Interestingly, in England (the only part of Europe I looked at), the “VFR airspaces” that remained when I turned off all the other airspaces (at least those I looked at, and I didn’t check them all) did not seem to be labeled class E. They had other labels, however – and it made me suspect that flying in Europe might in some ways be rather different from flying in the USA, at least as to some terminology (which doesn’t seem unlikely).

If anybody has any observations or insights (or corrections) that bear upon any of this, I would find them interesting to read.

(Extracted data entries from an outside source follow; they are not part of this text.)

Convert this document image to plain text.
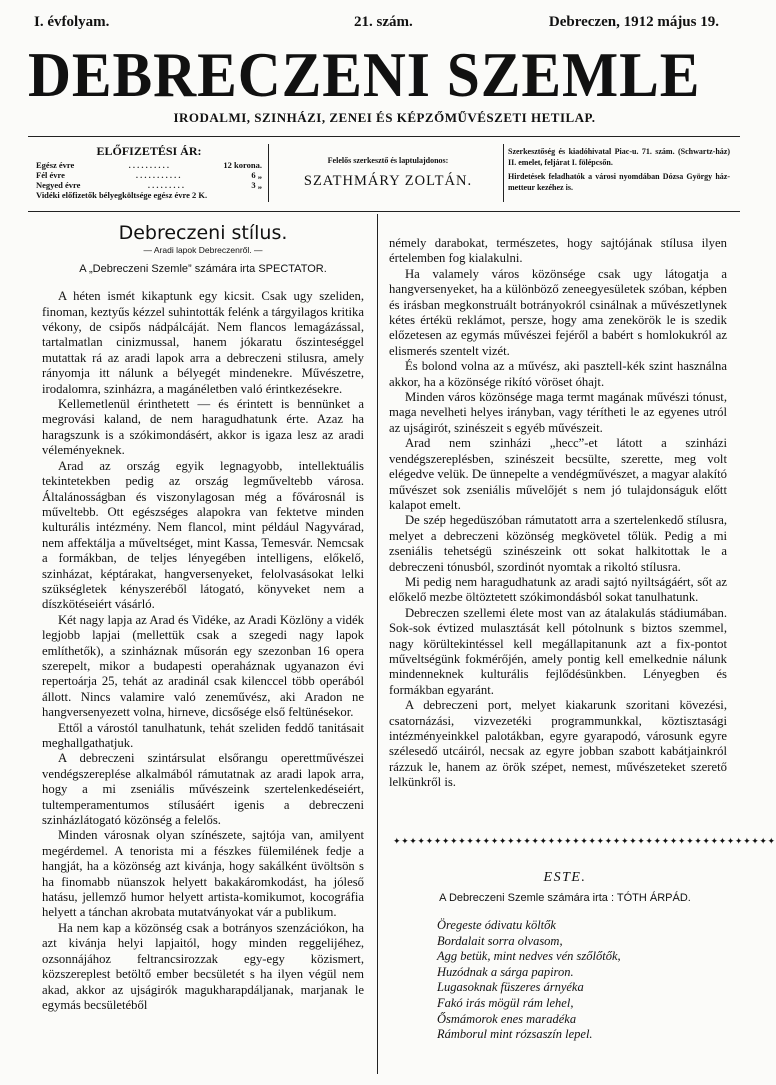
I. évfolyam.	21. szám.	Debreczen, 1912 május 19.
DEBRECZENI SZEMLE
IRODALMI, SZINHÁZI, ZENEI ÉS KÉPZŐMŰVÉSZETI HETILAP.
ELŐFIZETÉSI ÁR:
Egész évre	. . . . . . . . . .	12 korona.
Fél évre	. . . . . . . . . . .	6 „
Negyed évre	. . . . . . . . .	3 „
Vidéki előfizetők bélyegköltsége egész évre 2 K.
Felelős szerkesztő és laptulajdonos:
SZATHMÁRY ZOLTÁN.
Szerkesztőség és kiadóhivatal Piac-u. 71. szám. (Schwartz-ház) II. emelet, feljárat I. fölépcsőn.
Hirdetések feladhatók a városi nyomdában Dózsa György ház-metteur kezéhez is.
Debreczeni stílus.
— Aradi lapok Debreczenről. —
A „Debreczeni Szemle” számára irta SPECTATOR.

A héten ismét kikaptunk egy kicsit. Csak ugy szeliden, finoman, keztyűs kézzel suhintották felénk a tárgyilagos kritika vékony, de csipős nádpálcáját. Nem flancos lemagázással, tartalmatlan cinizmussal, hanem jókaratu őszinteséggel mutattak rá az aradi lapok arra a debreczeni stilusra, amely rányomja itt nálunk a bélyegét mindenekre. Művészetre, irodalomra, szinházra, a magánéletben való érintkezésekre.

Kellemetlenül érinthetett — és érintett is bennünket a megrovási kaland, de nem haragudhatunk érte. Azaz ha haragszunk is a szókimondásért, akkor is igaza lesz az aradi véleményeknek.

Arad az ország egyik legnagyobb, intellektuális tekintetekben pedig az ország legműveltebb városa. Általánosságban és viszonylagosan még a fővárosnál is műveltebb. Ott egészséges alapokra van fektetve minden kulturális intézmény. Nem flancol, mint például Nagyvárad, nem affektálja a műveltséget, mint Kassa, Temesvár. Nemcsak a formákban, de teljes lényegében intelligens, előkelő, szinházat, képtárakat, hangversenyeket, felolvasásokat lelki szükségletek kényszeréből látogató, könyveket nem a díszkötéseiért vásárló.

Két nagy lapja az Arad és Vidéke, az Aradi Közlöny a vidék legjobb lapjai (mellettük csak a szegedi nagy lapok említhetők), a szinháznak műsorán egy szezonban 16 opera szerepelt, mikor a budapesti operaháznak ugyanazon évi repertoárja 25, tehát az aradinál csak kilenccel több operából állott. Nincs valamire való zeneművész, aki Aradon ne hangversenyezett volna, hirneve, dicsősége első feltünésekor.

Ettől a várostól tanulhatunk, tehát szeliden feddő tanitásait meghallgathatjuk.

A debreczeni szintársulat elsőrangu operettművészei vendégszereplése alkalmából rámutatnak az aradi lapok arra, hogy a mi zseniális művészeink szertelenkedéseiért, tultemperamentumos stílusáért igenis a debreczeni szinházlátogató közönség a felelős.

Minden városnak olyan színészete, sajtója van, amilyent megérdemel. A tenorista mi a fészkes fülemilének fedje a hangját, ha a közönség azt kivánja, hogy sakálként üvöltsön s ha finomabb nüanszok helyett bakakáromkodást, ha jóleső hatásu, jellemző humor helyett artista-komikumot, kocográfia helyett a tánchan akrobata mutatványokat vár a publikum.

Ha nem kap a közönség csak a botrányos szenzációkon, ha azt kivánja helyi lapjaitól, hogy minden reggelijéhez, ozsonnájához feltrancsirozzak egy-egy közismert, közszereplest betöltő ember becsületét s ha ilyen végül nem akad, akkor az ujságirók magukharapdáljanak, marjanak le egymás becsületéből

némely darabokat, természetes, hogy sajtójának stílusa ilyen értelemben fog kialakulni.

Ha valamely város közönsége csak ugy látogatja a hangversenyeket, ha a különböző zeneegyesületek szóban, képben és irásban megkonstruált botrányokról csinálnak a művészetlynek kétes értékü reklámot, persze, hogy ama zenekörök le is szedik előzetesen az egymás művészei fejéről a babért s homlokukról az elismerés szentelt vizét.

És bolond volna az a művész, aki pasztell-kék szint használna akkor, ha a közönsége rikító vöröset óhajt.

Minden város közönsége maga termt magának művészi tónust, maga nevelheti helyes irányban, vagy térítheti le az egyenes utról az ujságirót, szinészeit s egyéb művészeit.

Arad nem szinházi „hecc”-et látott a szinházi vendégszereplésben, szinészeit becsülte, szerette, meg volt elégedve velük. De ünnepelte a vendégművészet, a magyar alakító művészet sok zseniális művelőjét s nem jó tulajdonságuk előtt kalapot emelt.

De szép hegedüszóban rámutatott arra a szertelenkedő stílusra, melyet a debreczeni közönség megkövetel tőlük. Pedig a mi zseniális tehetségü szinészeink ott sokat halkitottak le a debreczeni tónusból, szordinót nyomtak a rikoltó stílusra.

Mi pedig nem haragudhatunk az aradi sajtó nyiltságáért, sőt az előkelő mezbe öltöztetett szókimondásból sokat tanulhatunk.

Debreczen szellemi élete most van az átalakulás stádiumában. Sok-sok évtized mulasztását kell pótolnunk s biztos szemmel, nagy körültekintéssel kell megállapitanunk azt a fix-pontot műveltségünk fokmérőjén, amely pontig kell emelkednie nálunk mindenneknek kulturális fejlődésünkben. Lényegben és formákban egyaránt.

A debreczeni port, melyet kiakarunk szoritani kövezési, csatornázási, vizvezetéki programmunkkal, köztisztasági intézményeinkkel palotákban, egyre gyarapodó, városunk egyre szélesedő utcáiról, necsak az egyre jobban szabott kabátjainkról rázzuk le, hanem az örök szépet, nemest, művészeteket szerető lelkünkről is.

✦✦✦✦✦✦✦✦✦✦✦✦✦✦✦✦✦✦✦✦✦✦✦✦✦✦✦✦✦✦✦✦✦✦✦✦✦✦✦✦✦✦✦✦✦✦✦
ESTE.
A Debreczeni Szemle számára irta : TÓTH ÁRPÁD.
Öregeste ódivatu költők
Bordalait sorra olvasom,
Agg betük, mint nedves vén szőlőtők,
Huzódnak a sárga papiron.
Lugasoknak füszeres árnyéka
Fakó irás mögül rám lehel,
Ősmámorok enes maradéka
Rámborul mint rózsaszín lepel.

And, let me say again that I’m not giving or attempting to receive any advice for real-world flying, and obviously don’t purport to be an expert or even unusually knowlegable. I’m merely seeking to understand Navigraph’s own terminology and color-coding for simulation purposes, using, in particular, Microsoft’s delightful flight simulator 2020.

Here is a great PDF Resources from Navigraph explaining what the symbols mean and the difference between “Blue” and “Green” Aerodromes (Or what you in the US call Airports; I’m from Canada)

PatzerDeluxe said: “In other words, when you say “IFR airports” do YOU mean that which cannot currently be landed or departed without an instrument rating when the CURRENT WEATHER (so that the filter shows different airports at different days / times?)”

Simply put, my understanding is that an IFR airport is one that has some kind of published instrument approach, and conversely, a VFR airport is one that does not have a published instrument approach. The designation has nothing to do with what the actually weather happens to be at some particular time.